De par son statut problématique, l’intellectuel doit se battre pour être reconnu en tant que tel par une société qui refuse de le voir dans un rôle autre que celui qu’elle lui a dévolu. Il est ainsi appelé à résoudre une équation des plus compliquées, à savoir se démarquer de la masse tout en s’autoproclamant le porte-parole exclusif de celle-ci.

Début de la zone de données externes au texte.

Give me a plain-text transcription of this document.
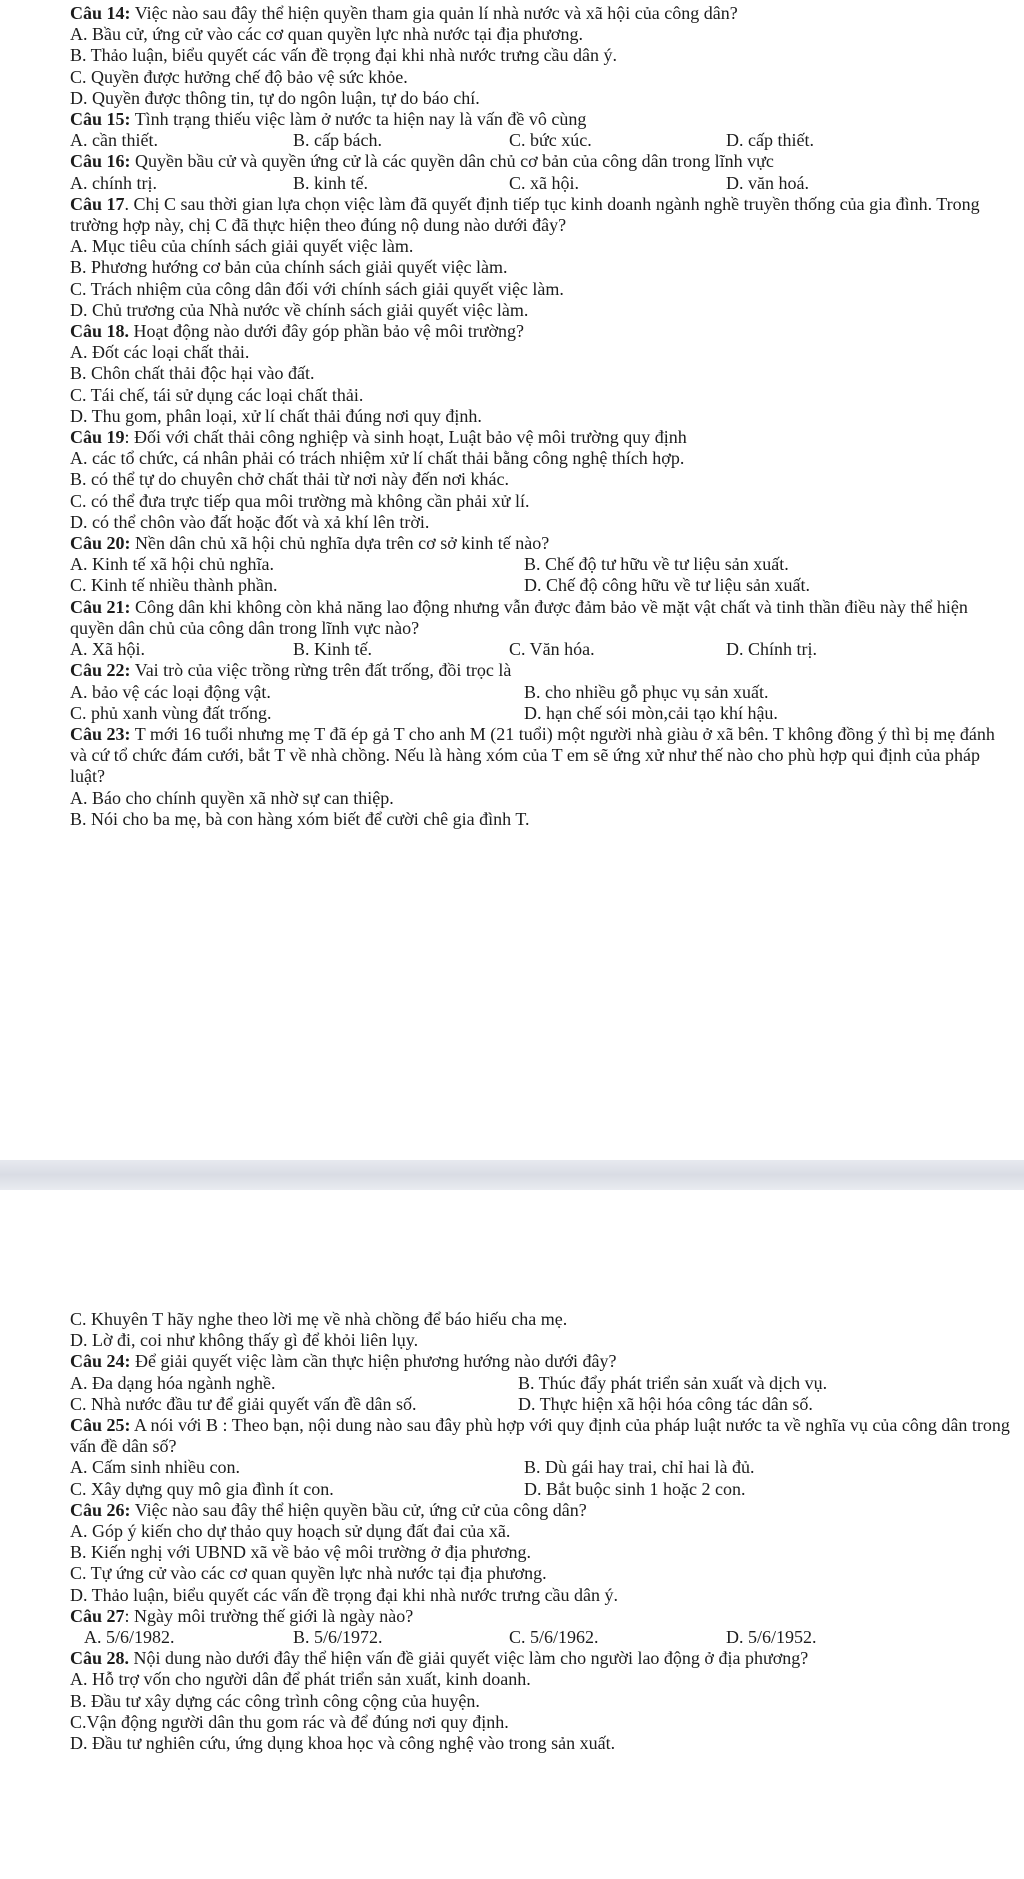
Câu 14: Việc nào sau đây thể hiện quyền tham gia quản lí nhà nước và xã hội của công dân?

A. Bầu cử, ứng cử vào các cơ quan quyền lực nhà nước tại địa phương.

B. Thảo luận, biểu quyết các vấn đề trọng đại khi nhà nước trưng cầu dân ý.

C. Quyền được hưởng chế độ bảo vệ sức khỏe.

D. Quyền được thông tin, tự do ngôn luận, tự do báo chí.

Câu 15: Tình trạng thiếu việc làm ở nước ta hiện nay là vấn đề vô cùng

A. cần thiết.	B. cấp bách.	C. bức xúc.	D. cấp thiết.

Câu 16: Quyền bầu cử và quyền ứng cử là các quyền dân chủ cơ bản của công dân trong lĩnh vực

A. chính trị.	B. kinh tế.	C. xã hội.	D. văn hoá.

Câu 17. Chị C sau thời gian lựa chọn việc làm đã quyết định tiếp tục kinh doanh ngành nghề truyền thống của gia đình. Trong trường hợp này, chị C đã thực hiện theo đúng nộ dung nào dưới đây?

A. Mục tiêu của chính sách giải quyết việc làm.

B. Phương hướng cơ bản của chính sách giải quyết việc làm.

C. Trách nhiệm của công dân đối với chính sách giải quyết việc làm.

D. Chủ trương của Nhà nước về chính sách giải quyết việc làm.

Câu 18. Hoạt động nào dưới đây góp phần bảo vệ môi trường?

A. Đốt các loại chất thải.

B. Chôn chất thải độc hại vào đất.

C. Tái chế, tái sử dụng các loại chất thải.

D. Thu gom, phân loại, xử lí chất thải đúng nơi quy định.

Câu 19: Đối với chất thải công nghiệp và sinh hoạt, Luật bảo vệ môi trường quy định

A. các tổ chức, cá nhân phải có trách nhiệm xử lí chất thải bằng công nghệ thích hợp.

B. có thể tự do chuyên chở chất thải từ nơi này đến nơi khác.

C. có thể đưa trực tiếp qua môi trường mà không cần phải xử lí.

D. có thể chôn vào đất hoặc đốt và xả khí lên trời.

Câu 20: Nền dân chủ xã hội chủ nghĩa dựa trên cơ sở kinh tế nào?

A. Kinh tế xã hội chủ nghĩa.	B. Chế độ tư hữu về tư liệu sản xuất.

C. Kinh tế nhiều thành phần.	D. Chế độ công hữu về tư liệu sản xuất.

Câu 21: Công dân khi không còn khả năng lao động nhưng vẫn được đảm bảo về mặt vật chất và tinh thần điều này thể hiện quyền dân chủ của công dân trong lĩnh vực nào?

A. Xã hội.	B. Kinh tế.	C. Văn hóa.	D. Chính trị.

Câu 22: Vai trò của việc trồng rừng trên đất trống, đồi trọc là

A. bảo vệ các loại động vật.	B. cho nhiều gỗ phục vụ sản xuất.

C. phủ xanh vùng đất trống.	D. hạn chế sói mòn,cải tạo khí hậu.

Câu 23: T mới 16 tuổi nhưng mẹ T đã ép gả T cho anh M (21 tuổi) một người nhà giàu ở xã bên. T không đồng ý thì bị mẹ đánh và cứ tổ chức đám cưới, bắt T về nhà chồng. Nếu là hàng xóm của T em sẽ ứng xử như thế nào cho phù hợp qui định của pháp luật?

A. Báo cho chính quyền xã nhờ sự can thiệp.

B. Nói cho ba mẹ, bà con hàng xóm biết để cười chê gia đình T.

C. Khuyên T hãy nghe theo lời mẹ về nhà chồng để báo hiếu cha mẹ.

D. Lờ đi, coi như không thấy gì để khỏi liên lụy.

Câu 24: Để giải quyết việc làm cần thực hiện phương hướng nào dưới đây?

A. Đa dạng hóa ngành nghề.	B. Thúc đẩy phát triển sản xuất và dịch vụ.

C. Nhà nước đầu tư để giải quyết vấn đề dân số.	D. Thực hiện xã hội hóa công tác dân số.

Câu 25: A nói với B : Theo bạn, nội dung nào sau đây phù hợp với quy định của pháp luật nước ta về nghĩa vụ của công dân trong vấn đề dân số?

A. Cấm sinh nhiều con.	B. Dù gái hay trai, chỉ hai là đủ.

C. Xây dựng quy mô gia đình ít con.	D. Bắt buộc sinh 1 hoặc 2 con.

Câu 26: Việc nào sau đây thể hiện quyền bầu cử, ứng cử của công dân?

A. Góp ý kiến cho dự thảo quy hoạch sử dụng đất đai của xã.

B. Kiến nghị với UBND xã về bảo vệ môi trường ở địa phương.

C. Tự ứng cử vào các cơ quan quyền lực nhà nước tại địa phương.

D. Thảo luận, biểu quyết các vấn đề trọng đại khi nhà nước trưng cầu dân ý.

Câu 27: Ngày môi trường thế giới là ngày nào?

A. 5/6/1982.	B. 5/6/1972.	C. 5/6/1962.	D. 5/6/1952.

Câu 28. Nội dung nào dưới đây thể hiện vấn đề giải quyết việc làm cho người lao động ở địa phương?

A. Hỗ trợ vốn cho người dân để phát triển sản xuất, kinh doanh.

B. Đầu tư xây dựng các công trình công cộng của huyện.

C.Vận động người dân thu gom rác và để đúng nơi quy định.

D. Đầu tư nghiên cứu, ứng dụng khoa học và công nghệ vào trong sản xuất.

Étymologiquement, l’intellectuel est celui qui s’occupe des choses de l’esprit. Cette définition si large s’appliquerait à toute personne ayant un savoir ou travaillant dans le domaine du savoir pratique ou théorique. Quant à la définition issue des représentations sociales, force est de constater que le cliché le plus répandu est celui qui fait passer l’intellectuel pour un binoclard aux cheveux ébouriffés, vivant dans sa tour d’ivoire, regardant le monde d’en haut et ne sachant rien faire de ses dix doigts. La marginalisation dont l’intellectuel a toujours été victime, discrédité souvent par la classe dominante, a fortement contribué à l’élaboration de telles représentations. Ajoutons à cela, les revirements de certains intellectuels, ou plus exactement de faux intellectuels, qui ont fini par entraîner une certaine méfiance populaire à l’égard de tout discours teinté d’intellectualisme.
D’un point de vue historique, on remarquera que le mot intellectuel est né en France lors de l’affaire Dreyfus, du nom de ce capitaine de l’armée française, de confession juive, injustement accusé et condamné en 1894 pour espionnage au profit de l’Allemagne. A cette occasion, l’opinion française s’était divisée en dreyfusards et antidreyfusards. C’est alors que, pour la première fois, le terme « intellectuel » fut lancé et proclamé comme un titre par des professeurs et des écrivains dreyfusards qui le revendiquaient et s’en réclamaient. Mais le contenu du terme sera illustré, à contrario, par un antidreyfusard du nom de Ferdinand Brunetiere. Selon ce professeur de littérature française qui croyait fermement à la culpabilité du Capitaine Alfred Dreyfus, « L’intervention d’un romancier, même fameux, dans une question de justice militaire m’a paru aussi déplacée que le serait, dans la question des origines du romantisme, l’intervention d’un colonel de gendarmerie » (cité par J.-D. BREDIN in L’Affaire, Julliard, 1983, p.258
Notons que même si le mot est apparu en France, que le signifiant est relativement récent, le signifié, lui, renvoie à un type d’homme qui a bel et bien existé, à des époques éloignées, et dans des sociétés appartenant à des sphères culturelles fort distinctes.
Savant ou intellectuel ?
Il est bien établi que l’intellectuel n’est pas un savant, ou plus exactement ne saurait s’y réduire. Car si le premier doit nécessairement disposer d’un savoir dans un domaine particulier, le second, lui, pourrait s’avérer incapable de se hisser au rang plus élevé qui est celui de l’intellectuel. On pourrait donc affirmer que tout intellectuel est savant alors que le contraire n’est pas toujours vrai. Le savant est quelqu’un qui dispose d’une compétence dans un domaine particulier et qui applique des lois universelles dans sa recherche. Les résultats auxquelles il aboutit sont d’une universalité telle que toute l’humanité pourrait en bénéficier. L’intellectuel, lui, vit dans une société donnée et agit à un moment historique déterminé. Il se place plutôt à l’échelle des valeurs, d’où le principal reproche qu’on lui fait, à savoir, d’être sorti de sa sphère et de se mêler de ce qui ne le regarde pas.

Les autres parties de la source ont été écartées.